Zug trifft auf Auto. Dieses Szenario will niemand erleben. Und trotzdem kann es passieren: Ablenkung, Unachtsamkeit oder unterschätzte Strassenverhältnisse führen in seltenen Fällen dazu, dass das Auto ausgerechnet dort stehen bleibt, wo es nicht sollte – auf dem Bahnübergang. Rettungskräfte müssen bei einem solchen Ereignis genau wissen, wie sie Autolenker, Lokführer und Fahrgäste in Sicherheit bringen können. Denn in einem solchen Fall lauern überall Gefahren: Kommt auf dem Gleis nebenan noch ein Zug? Ist Strom auf der Fahrleitung, die über das Auto hängt? Fängt das Auto gar Feuer?

In Einsiedeln trainieren Mitarbeiter der Schweizerischen Südostbahn AG (SOB), der Intervention SBB und Einsatzkräfte der Feuerwehr Einsiedeln Mitte August genau dieses Szenario. Mit einer Theorielektion rund um Bahnsicherheit und den Lösch- und Rettungszug wird die Übung thematisch untermauert. Die SOB vermittelt mehrmals pro Jahr mit Übungen und Theorieabenden das notwendige Bahnwissen an Feuerwehren und weitere Rettungskräfte.

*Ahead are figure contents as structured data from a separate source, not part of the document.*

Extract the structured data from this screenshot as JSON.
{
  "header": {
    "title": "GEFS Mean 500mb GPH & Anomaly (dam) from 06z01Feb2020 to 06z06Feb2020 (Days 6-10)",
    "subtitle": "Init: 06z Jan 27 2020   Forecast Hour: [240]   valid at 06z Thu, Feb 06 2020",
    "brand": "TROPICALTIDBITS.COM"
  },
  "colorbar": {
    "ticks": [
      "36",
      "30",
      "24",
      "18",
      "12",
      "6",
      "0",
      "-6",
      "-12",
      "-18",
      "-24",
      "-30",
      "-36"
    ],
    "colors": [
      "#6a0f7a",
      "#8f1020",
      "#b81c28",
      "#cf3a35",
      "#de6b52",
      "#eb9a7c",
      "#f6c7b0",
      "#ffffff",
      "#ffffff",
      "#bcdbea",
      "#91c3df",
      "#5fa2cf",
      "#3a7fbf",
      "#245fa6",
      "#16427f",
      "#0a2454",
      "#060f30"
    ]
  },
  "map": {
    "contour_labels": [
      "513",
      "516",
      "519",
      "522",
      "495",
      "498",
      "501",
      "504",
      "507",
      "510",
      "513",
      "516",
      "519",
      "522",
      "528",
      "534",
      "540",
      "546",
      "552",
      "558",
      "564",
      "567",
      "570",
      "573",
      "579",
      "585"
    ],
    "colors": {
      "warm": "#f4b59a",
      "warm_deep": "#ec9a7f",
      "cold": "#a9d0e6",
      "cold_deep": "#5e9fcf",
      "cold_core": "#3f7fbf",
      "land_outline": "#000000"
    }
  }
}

Trotz Inszenierung steigt der Puls

Wie in einer Theaterkulisse bereiten die Teams den Schadenplatz vor: Das Auto ist Schrott, die Frontscheibe schon zerborsten, bevor der «Unfall» überhaupt geschehen ist. Ein Barrierenholmen wird über das Auto gelegt, dazu etwas Fahrdraht und ein Stück Isolator, die angeblich heruntergefallen sind. René Megert, Leiter Betriebsführung bei der SOB, sorgt mit viel Augenmass dafür, dass nun auch der S-Bahn-Flirt an der richtigen Stelle zum Stillstand kommt, der vom Lösch- und Rettungszug der SBB ins bereits stromlose Abstellgleis bei der Einsiedler Gartenbahn geschoben wird. Mit klaren Handzeichen fordert Megert seine Kollegen auf, den Flirt noch ein Stück näher ans Auto zu fahren. Seine Hand geht nach unten, «Stopp», der Zug kommt zum Stillstand – just so, dass die Kupplung mit leichtem Knirschen aber ziemlich sanft das Seitenfenster des Autos trifft.

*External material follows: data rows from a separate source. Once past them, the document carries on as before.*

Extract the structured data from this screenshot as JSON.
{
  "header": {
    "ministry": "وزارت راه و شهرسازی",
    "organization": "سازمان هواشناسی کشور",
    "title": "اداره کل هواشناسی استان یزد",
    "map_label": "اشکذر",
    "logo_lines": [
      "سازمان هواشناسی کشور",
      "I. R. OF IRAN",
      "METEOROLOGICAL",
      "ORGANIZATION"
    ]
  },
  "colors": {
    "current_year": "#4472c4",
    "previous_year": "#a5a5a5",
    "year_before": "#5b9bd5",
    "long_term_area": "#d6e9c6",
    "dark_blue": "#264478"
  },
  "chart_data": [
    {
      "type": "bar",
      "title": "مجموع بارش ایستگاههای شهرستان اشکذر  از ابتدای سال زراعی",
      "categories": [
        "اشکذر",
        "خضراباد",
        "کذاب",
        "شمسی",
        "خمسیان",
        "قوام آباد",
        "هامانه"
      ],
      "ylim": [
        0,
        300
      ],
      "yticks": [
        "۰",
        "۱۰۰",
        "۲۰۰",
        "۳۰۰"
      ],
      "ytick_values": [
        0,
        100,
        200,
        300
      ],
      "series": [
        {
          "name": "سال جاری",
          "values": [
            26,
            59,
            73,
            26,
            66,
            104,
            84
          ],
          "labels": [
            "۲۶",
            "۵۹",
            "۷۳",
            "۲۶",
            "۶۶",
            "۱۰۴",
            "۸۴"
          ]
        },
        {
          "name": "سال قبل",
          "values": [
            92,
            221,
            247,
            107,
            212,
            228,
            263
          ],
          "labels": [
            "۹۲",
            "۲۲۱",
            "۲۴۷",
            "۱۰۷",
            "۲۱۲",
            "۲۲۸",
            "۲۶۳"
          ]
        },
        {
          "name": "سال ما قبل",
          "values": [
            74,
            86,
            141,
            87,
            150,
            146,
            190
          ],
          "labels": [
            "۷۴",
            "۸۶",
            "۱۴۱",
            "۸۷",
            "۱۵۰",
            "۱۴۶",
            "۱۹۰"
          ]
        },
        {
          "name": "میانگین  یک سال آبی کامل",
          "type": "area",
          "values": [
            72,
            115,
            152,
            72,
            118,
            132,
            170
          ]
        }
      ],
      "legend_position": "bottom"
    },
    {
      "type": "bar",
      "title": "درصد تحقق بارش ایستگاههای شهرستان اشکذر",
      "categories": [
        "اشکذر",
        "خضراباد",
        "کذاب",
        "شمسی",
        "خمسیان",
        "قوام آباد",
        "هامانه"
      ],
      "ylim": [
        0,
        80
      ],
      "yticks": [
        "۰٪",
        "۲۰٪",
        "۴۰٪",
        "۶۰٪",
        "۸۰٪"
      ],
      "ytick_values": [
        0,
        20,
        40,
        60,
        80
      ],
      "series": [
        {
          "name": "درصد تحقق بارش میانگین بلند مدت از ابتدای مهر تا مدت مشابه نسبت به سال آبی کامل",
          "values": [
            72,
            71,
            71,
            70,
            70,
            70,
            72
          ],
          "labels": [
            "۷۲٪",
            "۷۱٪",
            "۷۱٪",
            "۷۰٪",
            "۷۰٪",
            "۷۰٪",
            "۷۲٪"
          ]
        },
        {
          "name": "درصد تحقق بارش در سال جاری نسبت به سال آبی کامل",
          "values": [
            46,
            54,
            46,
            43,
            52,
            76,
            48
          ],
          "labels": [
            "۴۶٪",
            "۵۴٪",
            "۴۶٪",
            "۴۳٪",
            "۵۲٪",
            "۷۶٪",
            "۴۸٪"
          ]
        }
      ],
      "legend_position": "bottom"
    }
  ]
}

Beim Einsiedler Feuerwehrkommandanten Marcel Zehnder geht nun der Puls doch etwas hoch, wie er einem anwesenden Journalisten erzählt. Ja, Übungen machen sie öfters – und dennoch, dieses Szenario ist speziell, gerade weil die Szenerie nun so echt wirkt. Inzwischen ist sogar eine Studentin als «Opfer» ins Auto gestiegen, sie wird später von den Einsatzkräften geborgen werden. «Mit den Bildern lernt man», ist René Megert überzeugt. Diese Erlebnisse aus der Übung könnten die Einsatzkräfte wieder abrufen, sollten sie tatsächlich einmal im Ernstfall agieren müssen.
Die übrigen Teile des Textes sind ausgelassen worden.